Digital signal processors and/or co-processors are typically utilized to perform computationally intensive data processing in a wide variety of wireless communication systems. In digital signal processing, correlation (also known as cross-correlation, sliding dot product or inner-product) is a measure of similarity between an input waveform signal and a reference waveform signal as a function of an applied time lag.
A correlator typically receives and compares a sequence of input signals along with its one or more shifted versions with a sequence of reference signal and produces a profile, one value for each original and shifted version (each time lag), in order to determine one or more appropriate shifted versions most resembling the reference sequence. Such correlation computation can be extensively utilized in the communication systems to determine the timing of a pre-determined ‘pilot’ signal as well as in applications such as pattern recognition, single particle analysis, electron tomographic averaging, and cryptanalysis. For an input sequence length of L and a number of time lags W, the required computation complexity is O(L*W). Because of the large number of calculations required, it is therefore highly desirable to accelerate correlation computation in such wireless communication applications.
However, adding an instruction (intrinsic) to accelerate the correlation in traditional digital signal processors, which have very limited number of operands and memory accesses per instruction, is difficult because of the large number of input data required in the correlation for high speedup.
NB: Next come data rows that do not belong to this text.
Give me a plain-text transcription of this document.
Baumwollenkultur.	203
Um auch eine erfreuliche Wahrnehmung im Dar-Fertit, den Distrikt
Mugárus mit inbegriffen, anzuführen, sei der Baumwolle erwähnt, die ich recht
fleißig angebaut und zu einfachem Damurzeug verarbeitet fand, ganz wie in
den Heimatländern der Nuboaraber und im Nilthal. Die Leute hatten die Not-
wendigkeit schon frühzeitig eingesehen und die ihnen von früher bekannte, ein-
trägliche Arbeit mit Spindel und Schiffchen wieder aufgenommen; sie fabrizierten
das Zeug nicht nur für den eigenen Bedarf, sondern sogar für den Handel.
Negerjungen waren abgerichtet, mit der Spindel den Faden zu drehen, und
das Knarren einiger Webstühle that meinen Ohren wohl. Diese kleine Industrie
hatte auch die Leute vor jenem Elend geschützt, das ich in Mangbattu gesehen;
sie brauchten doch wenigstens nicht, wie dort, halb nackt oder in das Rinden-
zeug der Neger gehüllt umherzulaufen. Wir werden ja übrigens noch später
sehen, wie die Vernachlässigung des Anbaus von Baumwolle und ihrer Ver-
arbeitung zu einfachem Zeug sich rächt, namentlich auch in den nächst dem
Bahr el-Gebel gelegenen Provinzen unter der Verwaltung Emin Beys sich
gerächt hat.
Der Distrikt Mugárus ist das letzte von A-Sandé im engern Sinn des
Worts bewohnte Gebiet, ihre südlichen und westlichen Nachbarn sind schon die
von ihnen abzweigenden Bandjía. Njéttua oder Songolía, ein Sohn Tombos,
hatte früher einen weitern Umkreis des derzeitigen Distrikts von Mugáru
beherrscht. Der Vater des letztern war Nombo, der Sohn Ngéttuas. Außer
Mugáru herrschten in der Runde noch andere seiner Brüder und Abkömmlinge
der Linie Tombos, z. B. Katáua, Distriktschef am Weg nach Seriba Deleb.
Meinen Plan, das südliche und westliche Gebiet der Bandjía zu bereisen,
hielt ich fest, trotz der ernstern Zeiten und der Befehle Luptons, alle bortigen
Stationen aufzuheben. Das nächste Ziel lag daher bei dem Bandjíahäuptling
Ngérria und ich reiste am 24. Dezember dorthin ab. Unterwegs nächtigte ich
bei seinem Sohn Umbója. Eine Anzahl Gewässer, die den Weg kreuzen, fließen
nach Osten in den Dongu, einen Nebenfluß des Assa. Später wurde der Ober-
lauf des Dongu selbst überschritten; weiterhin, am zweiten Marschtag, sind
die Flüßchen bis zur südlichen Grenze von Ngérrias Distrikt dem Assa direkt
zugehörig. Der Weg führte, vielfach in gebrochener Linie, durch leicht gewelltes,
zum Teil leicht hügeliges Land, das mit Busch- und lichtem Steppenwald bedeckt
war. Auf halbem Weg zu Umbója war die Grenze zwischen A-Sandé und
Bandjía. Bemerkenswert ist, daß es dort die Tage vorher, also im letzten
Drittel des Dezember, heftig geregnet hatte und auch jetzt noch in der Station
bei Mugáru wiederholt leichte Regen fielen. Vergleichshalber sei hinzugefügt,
The large number of input data translates to memory width increase and therefore memory bandwidth increase in a traditional digital signal processor. More recent digital vector processors/co-processors offers a wider data path and can have more operands than traditional digital signal processors. The number of input data required, however, is still too large for very fast applications.
Most prior art approaches for accelerating correlation computation include a software application that is implemented in association with the digital signal processor and/or co-processor of the wireless communication system. Furthermore, a hard-wired accelerator can be configured in association with the digital signal processor in order to handle correlation computation in receiver functions such as a path searcher in a wideband code division multiple access (WCDMA) RAKE receiver. The operations of the accelerator typically include setting up parameters, shipping the data out of processor to the accelerator, and reading the result from the processor. Such prior art approaches, however, incur long latency and lack flexibility, thus hindering the ability of digital signal processors to support the evolving wireless communication standards.
Based on the foregoing, it is believed that a need exists for an improved method and system for providing an easily programmable, flexible and memory bandwidth efficient correlation accelerated instruction in the context of digital signal processors and/or coprocessors, as described in greater detail herein.